Demokraten müssten eigentlich für eine Volksabstimmung sein. Aber mit der Abstimmung über die neue russische Verfassung ist etwas faul, wenn man Nikolaj Rybakow glaubt, dem Chef der liberalen Jabloko-Partei. «Das Vorgehen der Regierung ist verfassungswidrig», sagt er.

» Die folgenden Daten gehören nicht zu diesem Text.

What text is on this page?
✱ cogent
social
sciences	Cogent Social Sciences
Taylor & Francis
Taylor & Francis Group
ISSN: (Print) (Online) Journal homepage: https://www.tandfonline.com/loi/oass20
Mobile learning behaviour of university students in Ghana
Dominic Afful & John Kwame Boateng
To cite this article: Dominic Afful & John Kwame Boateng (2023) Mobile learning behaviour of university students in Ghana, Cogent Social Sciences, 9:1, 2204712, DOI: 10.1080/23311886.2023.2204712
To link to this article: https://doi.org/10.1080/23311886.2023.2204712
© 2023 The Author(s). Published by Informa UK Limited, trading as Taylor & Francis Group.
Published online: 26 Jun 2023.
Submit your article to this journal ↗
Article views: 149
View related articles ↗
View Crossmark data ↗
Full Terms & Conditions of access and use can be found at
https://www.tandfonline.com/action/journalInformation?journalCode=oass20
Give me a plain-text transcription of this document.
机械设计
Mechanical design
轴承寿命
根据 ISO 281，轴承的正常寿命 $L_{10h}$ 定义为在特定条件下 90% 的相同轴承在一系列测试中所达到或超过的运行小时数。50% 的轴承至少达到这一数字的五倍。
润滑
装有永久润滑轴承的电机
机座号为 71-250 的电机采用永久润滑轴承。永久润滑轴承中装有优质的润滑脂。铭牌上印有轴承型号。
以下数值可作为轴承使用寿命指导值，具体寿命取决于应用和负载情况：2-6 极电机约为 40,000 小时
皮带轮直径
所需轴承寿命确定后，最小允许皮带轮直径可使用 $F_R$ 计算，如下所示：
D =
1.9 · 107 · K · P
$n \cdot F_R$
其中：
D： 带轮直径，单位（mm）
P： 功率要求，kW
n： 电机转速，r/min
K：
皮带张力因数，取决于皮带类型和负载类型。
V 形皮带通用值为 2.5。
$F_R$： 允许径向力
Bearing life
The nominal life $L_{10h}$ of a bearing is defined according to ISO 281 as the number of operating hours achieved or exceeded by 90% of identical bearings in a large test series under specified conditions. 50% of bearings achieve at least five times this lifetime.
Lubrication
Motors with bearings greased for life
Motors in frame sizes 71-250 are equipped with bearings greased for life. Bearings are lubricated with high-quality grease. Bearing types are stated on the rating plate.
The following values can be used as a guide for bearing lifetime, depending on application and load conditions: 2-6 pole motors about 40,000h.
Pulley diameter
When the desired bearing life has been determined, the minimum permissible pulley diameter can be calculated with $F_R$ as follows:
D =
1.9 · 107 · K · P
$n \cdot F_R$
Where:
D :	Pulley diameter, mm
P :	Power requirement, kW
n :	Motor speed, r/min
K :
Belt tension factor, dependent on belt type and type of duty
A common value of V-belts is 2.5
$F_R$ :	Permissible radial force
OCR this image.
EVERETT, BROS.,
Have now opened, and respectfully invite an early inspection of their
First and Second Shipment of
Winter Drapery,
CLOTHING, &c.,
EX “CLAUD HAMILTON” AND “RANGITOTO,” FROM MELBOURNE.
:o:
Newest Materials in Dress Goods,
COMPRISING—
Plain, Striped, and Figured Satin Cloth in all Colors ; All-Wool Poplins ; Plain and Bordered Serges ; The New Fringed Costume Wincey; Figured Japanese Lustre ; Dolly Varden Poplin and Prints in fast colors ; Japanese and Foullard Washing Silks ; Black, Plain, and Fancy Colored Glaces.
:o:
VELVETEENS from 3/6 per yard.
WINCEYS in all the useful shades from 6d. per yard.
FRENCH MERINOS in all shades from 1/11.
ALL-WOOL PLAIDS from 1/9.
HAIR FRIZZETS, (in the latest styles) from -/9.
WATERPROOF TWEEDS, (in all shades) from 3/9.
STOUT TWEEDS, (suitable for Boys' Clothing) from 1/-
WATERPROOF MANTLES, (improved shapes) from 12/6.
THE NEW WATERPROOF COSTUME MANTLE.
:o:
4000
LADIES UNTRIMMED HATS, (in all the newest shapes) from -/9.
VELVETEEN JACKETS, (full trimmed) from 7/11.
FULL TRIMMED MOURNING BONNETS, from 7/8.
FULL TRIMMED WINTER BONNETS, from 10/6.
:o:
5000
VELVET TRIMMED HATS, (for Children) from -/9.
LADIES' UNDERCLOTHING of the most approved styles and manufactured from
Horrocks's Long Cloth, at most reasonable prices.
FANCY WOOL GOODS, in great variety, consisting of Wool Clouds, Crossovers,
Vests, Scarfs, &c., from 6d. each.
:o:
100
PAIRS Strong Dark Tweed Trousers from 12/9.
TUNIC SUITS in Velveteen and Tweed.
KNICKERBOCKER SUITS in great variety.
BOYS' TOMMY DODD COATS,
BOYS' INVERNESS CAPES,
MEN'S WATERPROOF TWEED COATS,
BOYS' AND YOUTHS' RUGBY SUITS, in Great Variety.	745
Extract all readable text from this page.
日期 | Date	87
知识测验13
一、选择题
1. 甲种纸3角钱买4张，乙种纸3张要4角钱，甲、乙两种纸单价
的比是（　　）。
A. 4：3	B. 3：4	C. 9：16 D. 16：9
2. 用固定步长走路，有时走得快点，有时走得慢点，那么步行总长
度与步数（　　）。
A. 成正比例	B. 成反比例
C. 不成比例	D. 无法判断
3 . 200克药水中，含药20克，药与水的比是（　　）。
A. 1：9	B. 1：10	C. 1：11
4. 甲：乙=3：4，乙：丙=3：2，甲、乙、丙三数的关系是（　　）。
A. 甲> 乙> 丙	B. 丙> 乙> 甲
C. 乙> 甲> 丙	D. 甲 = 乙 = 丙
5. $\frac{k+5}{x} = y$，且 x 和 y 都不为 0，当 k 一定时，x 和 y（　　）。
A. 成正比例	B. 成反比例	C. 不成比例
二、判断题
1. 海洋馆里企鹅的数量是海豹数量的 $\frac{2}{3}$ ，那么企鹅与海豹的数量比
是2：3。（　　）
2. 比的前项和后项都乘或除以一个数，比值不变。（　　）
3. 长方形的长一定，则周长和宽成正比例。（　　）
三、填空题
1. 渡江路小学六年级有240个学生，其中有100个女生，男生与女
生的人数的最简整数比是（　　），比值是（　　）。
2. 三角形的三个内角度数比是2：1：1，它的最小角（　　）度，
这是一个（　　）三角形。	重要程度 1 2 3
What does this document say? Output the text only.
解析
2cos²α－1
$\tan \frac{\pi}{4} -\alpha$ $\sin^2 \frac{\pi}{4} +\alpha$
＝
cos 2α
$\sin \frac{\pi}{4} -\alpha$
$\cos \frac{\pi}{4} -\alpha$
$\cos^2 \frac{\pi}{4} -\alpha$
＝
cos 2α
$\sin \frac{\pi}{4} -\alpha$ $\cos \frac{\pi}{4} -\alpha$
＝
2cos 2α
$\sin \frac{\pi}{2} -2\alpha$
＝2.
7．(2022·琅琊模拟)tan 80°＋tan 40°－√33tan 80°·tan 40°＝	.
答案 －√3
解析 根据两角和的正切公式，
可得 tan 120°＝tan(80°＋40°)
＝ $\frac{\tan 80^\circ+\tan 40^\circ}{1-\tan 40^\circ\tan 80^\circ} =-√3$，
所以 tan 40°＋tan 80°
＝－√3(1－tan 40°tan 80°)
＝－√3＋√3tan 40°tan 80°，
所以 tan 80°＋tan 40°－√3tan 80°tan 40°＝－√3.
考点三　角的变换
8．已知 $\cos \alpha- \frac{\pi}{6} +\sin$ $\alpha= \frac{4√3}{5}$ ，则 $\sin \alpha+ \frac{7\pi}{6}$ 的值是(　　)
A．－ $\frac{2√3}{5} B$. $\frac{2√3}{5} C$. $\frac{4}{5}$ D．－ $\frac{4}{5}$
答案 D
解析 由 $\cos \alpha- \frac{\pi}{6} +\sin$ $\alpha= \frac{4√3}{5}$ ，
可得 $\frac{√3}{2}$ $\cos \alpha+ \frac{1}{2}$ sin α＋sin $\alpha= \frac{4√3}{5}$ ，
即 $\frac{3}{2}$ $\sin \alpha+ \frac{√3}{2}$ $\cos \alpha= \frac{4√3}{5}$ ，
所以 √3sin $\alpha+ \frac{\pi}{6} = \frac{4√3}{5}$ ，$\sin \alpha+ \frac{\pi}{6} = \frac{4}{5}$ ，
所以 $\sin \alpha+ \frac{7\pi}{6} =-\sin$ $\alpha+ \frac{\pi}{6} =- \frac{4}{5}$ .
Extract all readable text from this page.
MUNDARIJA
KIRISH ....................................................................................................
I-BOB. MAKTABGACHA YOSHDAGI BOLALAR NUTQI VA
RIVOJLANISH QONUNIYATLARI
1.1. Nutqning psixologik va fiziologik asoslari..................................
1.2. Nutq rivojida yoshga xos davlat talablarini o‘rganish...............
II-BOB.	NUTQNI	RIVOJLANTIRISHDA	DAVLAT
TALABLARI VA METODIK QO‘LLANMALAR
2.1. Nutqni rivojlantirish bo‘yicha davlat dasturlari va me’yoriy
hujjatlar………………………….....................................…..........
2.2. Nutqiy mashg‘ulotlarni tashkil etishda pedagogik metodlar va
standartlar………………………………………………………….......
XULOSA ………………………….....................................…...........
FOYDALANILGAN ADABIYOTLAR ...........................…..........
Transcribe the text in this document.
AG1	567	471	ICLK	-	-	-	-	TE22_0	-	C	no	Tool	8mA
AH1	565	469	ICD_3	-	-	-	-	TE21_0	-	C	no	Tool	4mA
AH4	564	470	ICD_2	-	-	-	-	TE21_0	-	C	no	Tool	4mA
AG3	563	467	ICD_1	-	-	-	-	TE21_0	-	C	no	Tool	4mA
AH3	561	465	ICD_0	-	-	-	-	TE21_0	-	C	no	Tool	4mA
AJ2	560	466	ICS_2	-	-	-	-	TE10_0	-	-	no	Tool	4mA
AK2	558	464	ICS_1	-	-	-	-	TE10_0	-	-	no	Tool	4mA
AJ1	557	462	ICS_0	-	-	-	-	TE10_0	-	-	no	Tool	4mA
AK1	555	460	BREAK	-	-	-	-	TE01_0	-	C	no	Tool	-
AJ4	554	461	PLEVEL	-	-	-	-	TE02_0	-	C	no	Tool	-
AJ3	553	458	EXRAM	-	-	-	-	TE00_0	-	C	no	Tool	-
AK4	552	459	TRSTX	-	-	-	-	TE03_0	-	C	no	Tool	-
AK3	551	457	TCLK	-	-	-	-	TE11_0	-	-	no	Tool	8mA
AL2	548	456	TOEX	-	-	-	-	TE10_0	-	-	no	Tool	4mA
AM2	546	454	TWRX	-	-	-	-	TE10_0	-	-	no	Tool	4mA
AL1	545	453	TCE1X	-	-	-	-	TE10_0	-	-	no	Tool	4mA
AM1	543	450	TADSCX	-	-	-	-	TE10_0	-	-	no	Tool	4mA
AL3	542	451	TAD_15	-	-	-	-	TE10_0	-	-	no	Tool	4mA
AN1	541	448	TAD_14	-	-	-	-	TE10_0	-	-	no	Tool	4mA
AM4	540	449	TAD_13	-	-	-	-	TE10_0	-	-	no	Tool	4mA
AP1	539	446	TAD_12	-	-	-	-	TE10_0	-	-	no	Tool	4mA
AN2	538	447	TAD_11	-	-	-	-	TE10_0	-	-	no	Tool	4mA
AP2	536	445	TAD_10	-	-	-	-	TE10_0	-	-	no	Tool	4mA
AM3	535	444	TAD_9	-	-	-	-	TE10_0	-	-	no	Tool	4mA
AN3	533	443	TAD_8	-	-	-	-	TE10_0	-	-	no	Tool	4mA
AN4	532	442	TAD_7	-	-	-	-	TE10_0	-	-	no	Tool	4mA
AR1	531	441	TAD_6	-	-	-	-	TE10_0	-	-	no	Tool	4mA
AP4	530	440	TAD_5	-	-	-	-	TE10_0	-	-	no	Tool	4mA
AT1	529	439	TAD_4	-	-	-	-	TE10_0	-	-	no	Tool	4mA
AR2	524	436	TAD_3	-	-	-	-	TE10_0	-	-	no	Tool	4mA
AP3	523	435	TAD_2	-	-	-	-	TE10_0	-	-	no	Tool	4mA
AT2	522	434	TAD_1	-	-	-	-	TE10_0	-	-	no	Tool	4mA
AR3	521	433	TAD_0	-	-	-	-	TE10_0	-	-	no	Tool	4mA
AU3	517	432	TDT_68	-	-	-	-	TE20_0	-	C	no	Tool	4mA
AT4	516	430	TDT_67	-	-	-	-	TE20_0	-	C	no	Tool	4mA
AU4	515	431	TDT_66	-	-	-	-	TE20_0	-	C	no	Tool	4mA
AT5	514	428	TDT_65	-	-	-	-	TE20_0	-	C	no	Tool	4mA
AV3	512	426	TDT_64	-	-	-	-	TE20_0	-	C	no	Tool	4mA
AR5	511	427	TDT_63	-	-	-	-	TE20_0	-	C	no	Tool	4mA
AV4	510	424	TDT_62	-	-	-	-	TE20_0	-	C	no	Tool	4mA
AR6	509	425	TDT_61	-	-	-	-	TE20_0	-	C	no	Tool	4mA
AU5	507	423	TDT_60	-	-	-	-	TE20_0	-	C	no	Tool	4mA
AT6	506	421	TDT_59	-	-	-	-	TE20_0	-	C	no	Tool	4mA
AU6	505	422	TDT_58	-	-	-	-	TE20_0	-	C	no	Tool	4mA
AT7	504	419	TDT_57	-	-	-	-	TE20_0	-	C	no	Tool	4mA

Harte Worte vom Chef einer sonst besonnenen Partei. Jabloko, die älteste demokratische Kraft Russlands, wird die Verfassungsabstimmung boykottieren. Rybakow kritisiert, bei der Vorlage gehe es nur darum, «dass Putin für immer an der Macht bleiben darf.» Tatsächlich kann der Präsident mit der neuen Verfassung bis 2036 weiter regieren.
«Es gibt niemanden, der Putin ersetzen kann»
Allerdings teilen nicht alle diese Kritik. Szenenwechsel: In einem Einkaufszentrum im Provinzstädtchen Serpuchow haben Sergej und Mohamed gerade ihren Stand eingerichtet. «Unser Land, unsere Verfassung, unsere Entscheidung», steht auf einem grossen Plakat. «Wir haben hier Informationen über alle Verfassungsänderungen», sagt Sergej und zeigt auf Flugblätter. «Für würdige Renten» – «Für eine gute medizinische Versorgung» – «Für die Rechte von Arbeitern». Das sind die Losungen.
Sergej und Mohamed sind «Freiwillige der Verfassung». So nennt sich eine staatsnahe Jugendorganisation, die hinter der Abstimmungskampagne steht. «Wir sind nicht da, um für oder gegen die neue Verfassung zu werben. Wir liefern nur Informationen.»
Es ist eine Neutralität, die nur auf dem Papier existiert. Denn natürlich ist Sergej, der für die Stadtverwaltung von Serpuchow arbeitet, für die neue Verfassung. Und wie ist es mit der Regelung, dass Präsident Putin bis 2036 weiter regieren darf? Sergejs Kollege Mohamed: «Wladimir Putin ist mein Präsident. Es gibt niemanden, der ihn ersetzen kann.»
Keine Nein-Kampagne
Es gehört zu den Besonderheiten dieser Volksabstimmung, dass es nur diese offiziöse Kampagne für die neue Verfassung gibt. Eine Nein-Kampagne gibt es nicht, dies sei rechtlich nicht vorgesehen, argumentieren die Behörden. Demokratische Fairness sieht anders aus.
Doch trotz der einseitigen Information sind viele im Volk skeptisch. Zum Beispiel zwei junge Mädchen, die vor Sergejs und Mohameds Stand Handyfotos machen – und mit den Daumen nach unten zeigen. «Wir sind gegen die Verfassung», sagen die beiden.
Sie vermuten, dass die zahlreichen Änderungen nur vorgeschoben sind, um Putins Griff nach einer ewigen Regentschaft zu verschleiern. Die beiden Teenager bringen den Kern der Abstimmung auf den Punkt: Geht es nur um Putins Herrschaft – oder ist es eine sinnvolle Reform der Verfassung?
Ein Mann um die 50 unterstützt die Vorlage, obwohl er die Details nicht kennt. «So genau weiss ich das nicht, aber ich bin dafür. Ich vertraue unserem Präsidenten.»
Die Menschen wissen, dass es sowieso nicht sie sind, die die Entscheidungen fällen.
Umfragen regierungsnaher Institute sehen landesweit eine Mehrheit für die neue Verfassung. In Serpuchows Strassen scheint eine Mehrheit eher dagegen oder gleichgültig.
Die kritische Serpuchower Journalistin Julia Nikolaewa sagt über ihre Mitbürger: «Die meisten Leute sind apolitisch, denn es gibt einen tiefen Graben zwischen Staatsmacht und Gesellschaft. Die Menschen wissen, dass es sowieso nicht sie sind, die die Entscheidungen fällen.»
Das ist wohl das Problem: In einem Land, in dem seit 20 Jahren alle Macht im Kreml zusammenläuft, kann man nicht einfach so eines Tages eine Abstimmung machen – und glauben, man erfahre so den Volkswillen.